Hillary, Elizabeth e le altre
La Warren si ritira dalle primarie democratiche mentre esce il documentario sulla Clinton. Riflessioni davanti alla tv, tra i post it degli studenti e l’incapacità di essere competenti e umane in pubblico
Il giorno dopo l’annuncio del suo ritiro dalle primarie del partito democratico, gli studenti di legge di Harvard lasciavano una serie di messaggi vicino alla fotografia di Elizabeth Warren appesa nel corridoio della scuola dove è stata stimata professoressa negli Anni 90, una sorta di tributo spontaneo per l’ultima candidata donna rimasta fino a quel momento in gara (se si esclude Tulsi Gabbard, tecnicamente ancora dentro).
Uno dei messaggi diceva “non ti meritiamo ma continueremo a lottare finché non diventeremo degno di farlo”. Un altro diceva “sei meglio di tutti questi stronzi”. Un altro ancora “continua a persistere”. Un altro, semplicemente, “grazie”. Alcuni avevano firme femminili, altri nomi maschili. Dopo poche ore su Twitter compariva l’hashtag #ThankyouElizabeth. Nello stesso momento venivano pubblicati decine di editoriali, tutti più o meno dello stesso tono: una sconfitta del femminismo, visto che per sperare in un’altra donna presidente bisognerà aspettare altri quattro anni. Che è un dato di fatto, per carità, ma come lo sono i numeri: Elizabeth Warren non ha vinto perché non l’hanno votata.
Certo, quando il candidato è una donna ci sono sempre fattori “altri”, c’è il doppio standard e c’è sicuramente del sessismo strisciante (ai reporter che mercoledì l’aspettavano sotto casa Warren stessa a specifica domanda ha risposto: “Se dici che è colpa del sessismo ti dicono che sei una lagna, se dici che il sessismo non c’entra ti dicono ma su che pianeta vivi”), ma c’è anche che Warren è stata una candidata che ha portato avanti una campagna confusa e piena di problemi, senza trovare mai una collocazione precisa tra i moderati e i progressisti, con un messaggio ripetitivo che alla fine non ha entusiasmato nessuno.
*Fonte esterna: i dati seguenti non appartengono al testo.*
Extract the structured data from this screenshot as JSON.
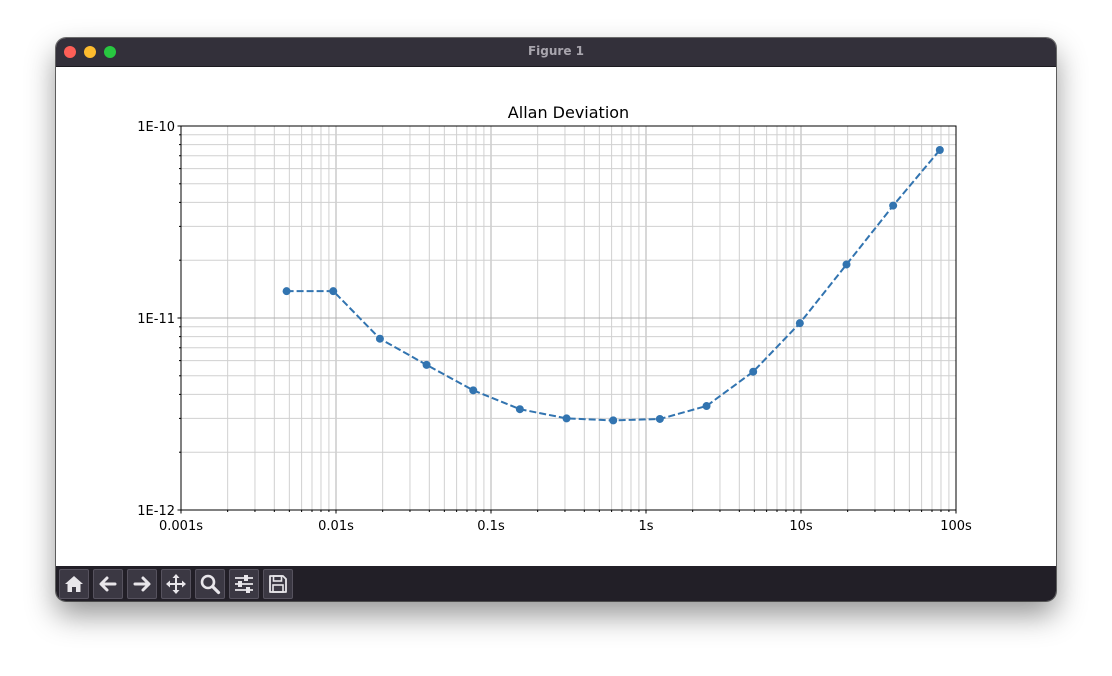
{
  "window": {
    "title": "Figure 1"
  },
  "toolbar": {
    "buttons": [
      {
        "icon": "home-icon"
      },
      {
        "icon": "back-icon"
      },
      {
        "icon": "forward-icon"
      },
      {
        "icon": "pan-icon"
      },
      {
        "icon": "zoom-icon"
      },
      {
        "icon": "configure-subplots-icon"
      },
      {
        "icon": "save-icon"
      }
    ]
  },
  "chart_data": {
    "type": "line",
    "title": "Allan Deviation",
    "xlabel": "",
    "ylabel": "",
    "xscale": "log",
    "yscale": "log",
    "xlim": [
      0.001,
      100
    ],
    "ylim": [
      1e-12,
      1e-10
    ],
    "x_tick_labels": [
      "0.001s",
      "0.01s",
      "0.1s",
      "1s",
      "10s",
      "100s"
    ],
    "y_tick_labels": [
      "1E-12",
      "1E-11",
      "1E-10"
    ],
    "grid": "major and minor",
    "line_style": "dashed with circle markers",
    "series_color": "#3274b0",
    "series": [
      {
        "x": [
          0.0048,
          0.0096,
          0.0192,
          0.0384,
          0.0768,
          0.1536,
          0.3072,
          0.6144,
          1.2288,
          2.4576,
          4.9152,
          9.8304,
          19.6608,
          39.3216,
          78.6432
        ],
        "y": [
          1.38e-11,
          1.38e-11,
          7.8e-12,
          5.7e-12,
          4.2e-12,
          3.35e-12,
          3e-12,
          2.93e-12,
          2.98e-12,
          3.48e-12,
          5.25e-12,
          9.4e-12,
          1.9e-11,
          3.85e-11,
          7.5e-11
        ]
      }
    ]
  }
}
Tutte analisi che nella valanga di affetto post abbandono sono scomparse lasciando posto a un sentimento acritico che sa tanto di senso di colpa. Femminismo a scoppio ritardato si potrebbe chiamare: accorgersi della validità delle candidate donne quando ormai è troppo tardi e quando, per compensare, si è costretti all’altarino emotivo e agiografico. Ci pensavo ieri guardando Hillary, documentario in quattro parti diretto da Nanette Burstein. Presentato al Sundance a gennaio, quando in corsa per la presidenza c’erano ben cinque donne – oltre a Warren e Gabbard anche Kamala Harris, Kirsten Gilibrand, Marianne Williamson - visto adesso rischia di diventare ancora più rilevante di un certo modo di trattare le donne in politica, certo, ma anche del funzionamento schizofrenico della società americana, alternativamente impegnata a dipingere Clinton alternativamente come una campionessa del femminismo e un mostro.
Come dice a un certo punto la sua consulente per i media Mandy Grunwald “l’attitudine dell’America verso Hillary Clinton è del tipo “be our champion, go away”. Duemila ore di girato della campagna presidenziale, interviste alle amiche d’infanzia, ai suoi collaboratori, filmati d’archivio della sua vita da First Lady e anche prima, quando era avvocato in Arkansas, interviste a Bill Clinton, a Obama e a Chelsea, Hillary è un ritratto profondo e umanissimo che rivela la donna che nessuno ha visto, di certo non durante la campagna: divertente, spiritosa e calda, l’opposto del robot di ghiaccio a cui ci eravamo abituati. Esattamente come era successo un mese fa quando era andata ospite nella trasmissione radiofonica di Howard Stern, risultando spassosa come non mai mentre raccontava del giorno dell’inaugurazione di Trump, la Hillary del documentario è un essere umano assai più complesso e piacevole. La vera sconfitta, casomai, è che in quattro anni nulla è cambiato. Tra quattro anni, quando uscirà il documentario su Warren e la scopriremo molto meglio di come ce la ricordavamo ci chiederemo, esattamente come oggi celo chiediamo con Hillary: chissà cosa sarebbe successo se in campagna elettorale avesse fatto vedere la vera se stessa.